Tuesday, March 29, 2011

Do we really need more rules to make us do the right thing?

An article in yesterday's Washington Post reports that a new study by the Environment Maryland  Research and Policy Center "calls on Maryland to consider following other states, such as New York and New Jersey, which recently banned the use of fertilizers with phosphorous…" Basically, the article is saying that home landscapes contribute a lot of pollution to the Chesapeake Bay and that "the state" should impose restrictions on what products homeowners can use in their landscapes to help control the problem.

The article contains some great information:

Grassy turf, not farmland, is the most dominant crop in the bay watershed. There were almost 1.3 million acres of planted turf in Maryland in 2009, compared with 1.5 million acres of all other crops, says the study by the Environment Maryland Research and Policy Center. 

Yet it is the least regulated of the state's major crops.  

Pollution in the bay increases when nutrients wash into its waters from snow and rainfall. And many lawn fertilizers have an excess of two problematic nutrients, nitrogen and phosphorous.

And the 33 page report that the article references does have some great information about how our actions, as property owners, affect the water quality of the Bay. It then goes on to  list  recommendations for what changes could be made to regulate fertilizer use in home landscapes. Words such as dictate, ban, require, enforce, and prohibit are used.

 The question that came  to my mind is, do we really want and/or need more laws to get us to do the right thing in our landscapes? Or are we, as property owners, responsible and smart enough to make our own decisions?

My attitude has long been that we each need to take responsibility for our own share of the planet, but I admit that I'm a bit of an idealist.

The article goes on to quote Senator Cardin of Maryland as saying:

“All 17 million of us who live in the watershed need to be part of the restoration effort,” said Sen. Benjamin L. Cardin(D-Md.). Not just wastewater facilities, municipalities and farmers, he said, but “homeowners and businesses also need to be part of the solution by reducing the chemicals we put on our lawns and other green spaces.”

The question is, are we responsible enough to make the right decisions on our own? Or do we need to wait for someone to make the decisions for us?

You can download the full 33 page report, Urban Fertilizers and the Chesapeake Bay here. And then you can let me know what you decide to do with your share of the planet.

Other posts about "shoulds" in the garden:

Should anyone else be able to tell you how you "should" garden?

"Shoulding" all over the place

Related article: Scott's to remove phosphorous in fertilizer


  1. Thanks for another interesting post!

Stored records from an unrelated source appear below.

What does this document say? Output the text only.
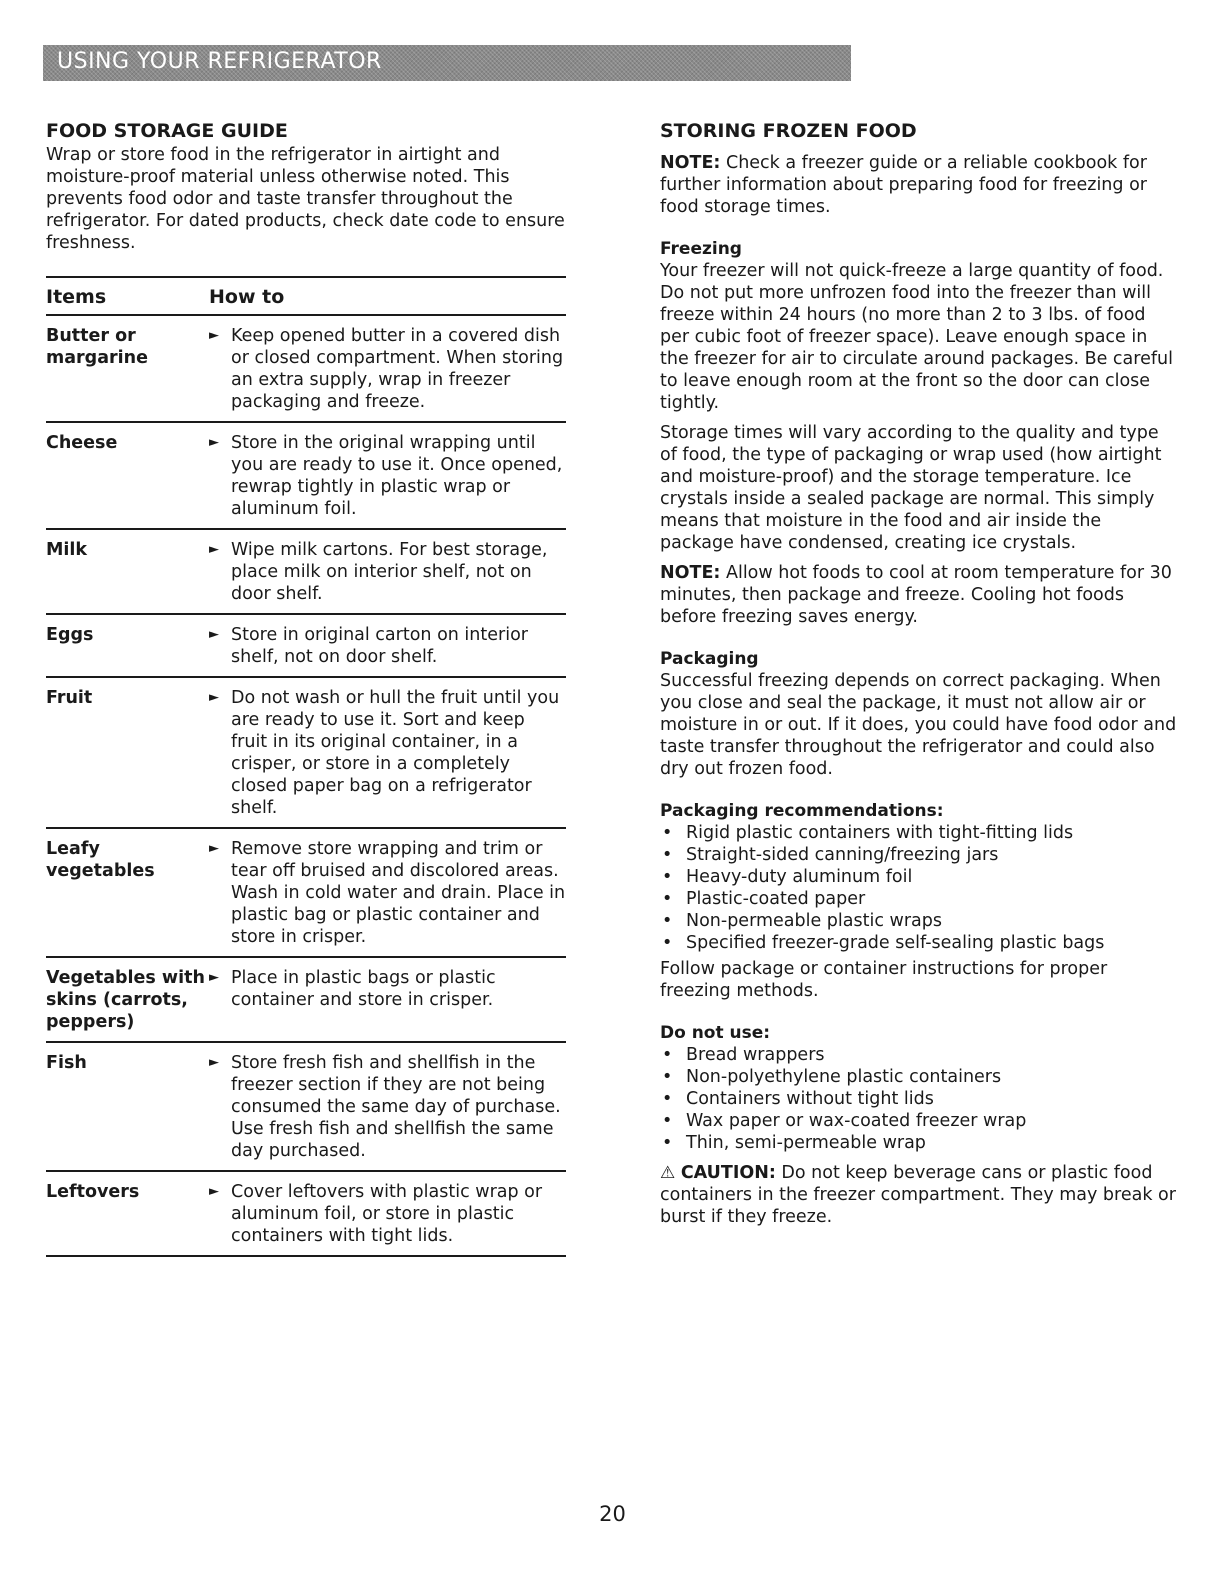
USING YOUR REFRIGERATOR
FOOD STORAGE GUIDE

Wrap or store food in the refrigerator in airtight and moisture-proof material unless otherwise noted. This prevents food odor and taste transfer throughout the refrigerator. For dated products, check date code to ensure freshness.

Items	How to
Butter or margarine	► Keep opened butter in a covered dish or closed compartment. When storing an extra supply, wrap in freezer packaging and freeze.

Cheese	► Store in the original wrapping until you are ready to use it. Once opened, rewrap tightly in plastic wrap or aluminum foil.

Milk	► Wipe milk cartons. For best storage, place milk on interior shelf, not on door shelf.

Eggs	► Store in original carton on interior shelf, not on door shelf.

Fruit	► Do not wash or hull the fruit until you are ready to use it. Sort and keep fruit in its original container, in a crisper, or store in a completely closed paper bag on a refrigerator shelf.

Leafy vegetables	► Remove store wrapping and trim or tear off bruised and discolored areas. Wash in cold water and drain. Place in plastic bag or plastic container and store in crisper.

Vegetables with skins (carrots, peppers)	► Place in plastic bags or plastic container and store in crisper.

Fish	► Store fresh fish and shellfish in the freezer section if they are not being consumed the same day of purchase. Use fresh fish and shellfish the same day purchased.

Leftovers	► Cover leftovers with plastic wrap or aluminum foil, or store in plastic containers with tight lids.
STORING FROZEN FOOD

NOTE: Check a freezer guide or a reliable cookbook for further information about preparing food for freezing or food storage times.

Freezing

Your freezer will not quick-freeze a large quantity of food. Do not put more unfrozen food into the freezer than will freeze within 24 hours (no more than 2 to 3 lbs. of food per cubic foot of freezer space). Leave enough space in the freezer for air to circulate around packages. Be careful to leave enough room at the front so the door can close tightly.

Storage times will vary according to the quality and type of food, the type of packaging or wrap used (how airtight and moisture-proof) and the storage temperature. Ice crystals inside a sealed package are normal. This simply means that moisture in the food and air inside the package have condensed, creating ice crystals.

NOTE: Allow hot foods to cool at room temperature for 30 minutes, then package and freeze. Cooling hot foods before freezing saves energy.

Packaging

Successful freezing depends on correct packaging. When you close and seal the package, it must not allow air or moisture in or out. If it does, you could have food odor and taste transfer throughout the refrigerator and could also dry out frozen food.

Packaging recommendations:
• Rigid plastic containers with tight-fitting lids
• Straight-sided canning/freezing jars
• Heavy-duty aluminum foil
• Plastic-coated paper
• Non-permeable plastic wraps
• Specified freezer-grade self-sealing plastic bags

Follow package or container instructions for proper freezing methods.

Do not use:
• Bread wrappers
• Non-polyethylene plastic containers
• Containers without tight lids
• Wax paper or wax-coated freezer wrap
• Thin, semi-permeable wrap

⚠ CAUTION: Do not keep beverage cans or plastic food containers in the freezer compartment. They may break or burst if they freeze.

20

    I read that article yesterday, with great interest. Like you, I agree that everyone should take responsibility for his or her own piece of the planet. However, the vast majority of caretakers of those big urban turf spaces simply aren't aware of the problems associated with the Bay, or their own contribution to the problem. And, I'm optimistic enough (like you) that I would hope that, upon being informed of the problems, turf owners would amend their behaviors. But, after working on a research project involving turf fertilization and excess pellets on impervious surfaces, I've realized that regulatory action is probably necessary. And here is why I think that: in discussions with homeowners, and explaining the different problems with the Bay, etc., many were willing to be more mindful of pellets on impervious surfaces, but few were willing to take the steps necessary to a) calculate the appropriate fertilization rate for their lawns, or b) take the time to properly calibrate their home fertilizer spreaders. Over-fertilizing is the result, and just as problematic for the Bay.

    Perhaps the soft-sell approach, like DC's "Bayscaping" program is the best "regulatory" action to reduce turf areas, storm and nutrient runoff, and area requiring fertilizer inputs.

  2. In almost every industry in America, this question has been asked over the last 80 years.

    The unfortunate reality is that in almost all cases (from environmental regulation to food regulation to regulations against corporate monopolies), while voluntary or corporate-led work COULD be more effective and certainly less wasteful and sluggish than regulatory government-led efforts, it simply hasn't been.

    We don't want to it. We don't want to pay more money. We don't want to be billed for it. We don't want to be inconvenienced by volunteering to do it – at the scale that it needs to be done in. In short, Bay watershed residents, as a whole, will not commit to changing their behaviors significantly in a way that would SUBSTANTIALLY improve the Chesapeake Bay. These voluntary efforts have (in my opinion) stopped the Bay from slipping into "Total Failure" but most significant water quality improvements are attributed to MANDATORY sewage upgrades, MANDATORY new requirements for construction practices and urban/suburban stormwater treatment, and MANDATORY regulations on wetland encroachment.

    So, is this new regulation really significant? I don't know. Will it truly benefit the Bay? Not sure of that either. But we've waited a long time for a largely feel-good, voluntary approach to work for the Bay AT A SIGNIFICANT SCALE. It hasn't.

  3. Excellent post!
    Of course we cannot wait for somebody to make decisions for us, it's only us who should take actions. What if the one we are waiting to solve the problems decided to wait for somebody as well?
    The best solution is to gather and start acting right away.